In 2012, statements in some of Kerr's papers, released by the National Archives following a request by Professor Jenny Hocking, were given publicity in her biography, Gough Whitlam: His Time. Kerr confirms that, in 1975, Mason had advised him on whether the Constitution allows a Governor-General to dismiss a Prime Minister who is unable to obtain supply. Kerr claims that Mason, as well as Chief Justice Sir Garfield Barwick, had advised him that there is such power and that he had followed that advice.
In response, on 27 August 2012, Mason published his own account in major newspapers.[13] [14]
Mason's account challenges the accuracy and completeness of Kerr's account in several respects, but most importantly on his advice regarding power to dismiss a Prime Minister. He confirms that, as early as August 1975, he had advised Kerr, as a "close friend", that the Governor-General does have such power. He confirms, as Kerr's autobiography stated (although Kerr's papers give a different impression), that he had only advised Kerr on the available courses of action and had not advised him to pursue the course of dismissal.[13]
Mason also stresses that he had warned Kerr on several occasions, and as late as 9 November 1975, that the Governor-General could exercise that power only after notifying the Prime Minister that he would do so if the Prime Minister did not agree to holding a general election. On 19 November, Mason says, he asked Kerr to ensure that his papers contained that warning, but Kerr did not do so.[13]
However, on 11 November 1975, Kerr dismissed Whitlam summarily. Had Kerr notified Whitlam of his intention, Whitlam could pre-empted his dismissal by advising the Queen to dismiss Kerr. Mason confirms that Kerr was well aware of the danger of what Kerr referred to as a "race to the Palace". Indeed, Mason says, Kerr had told him that Whitlam had once raised with him the possibility of such a situation.[13]
Mason recounts that, in August, or soon after in 1975, Kerr had been told by a member of the Prime Minister's department that Whitlam was of the view that, if Kerr were to indicate that he might dismiss Whitlam, Whitlam would advise the Queen to dismiss Kerr. Mason states that, at Kerr's request, on 9 November he drafted a letter dismissing Whitlam,[15] although without consulting him further a "very different" text was used.[13]
Mason says that he had declined to provide Kerr with written advice on his powers, particularly because it would be inappropriate for a Justice of the High Court to do so without consulting the Chief Justice.

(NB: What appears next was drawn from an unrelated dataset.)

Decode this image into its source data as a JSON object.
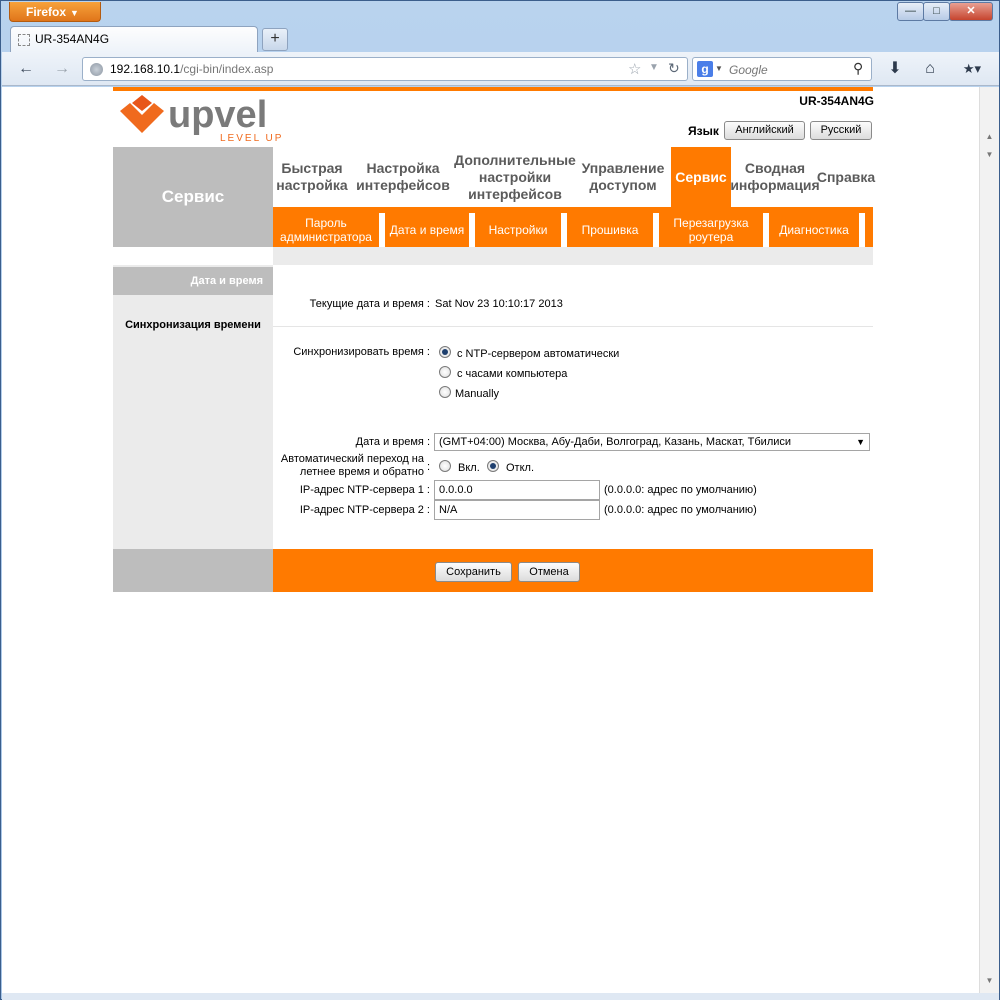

However, at Kerr's request, Chief Justice Barwick did provide written advice, which was that he did have power to dismiss a Prime Minister who could not obtain supply and was unwilling to either resign or agree to a general election.[13]
Mason states that he saw that advice and expressed broad agreement with it. He says that, when Kerr asked him whether, if the matter came to the High Court, Barwick should sit, he had said that he did not know. He says that Kerr did not ask him what his own position would be in that event. But he recalls that he had thought it unlikely that the matter would come to the High Court, which had also been Barwick's advice to Kerr.[13]
Mason's statement ends:
Despite my disagreement with Sir John’s account of events and his decision not to warn the prime minister, I consider that Sir John was subjected to unjustified vilification for making the decision which he made. I consider and have always considered that Sir John acted consistently with his duty except in so far as he had a duty to warn the prime minister of his intended action and he did not do so.[13]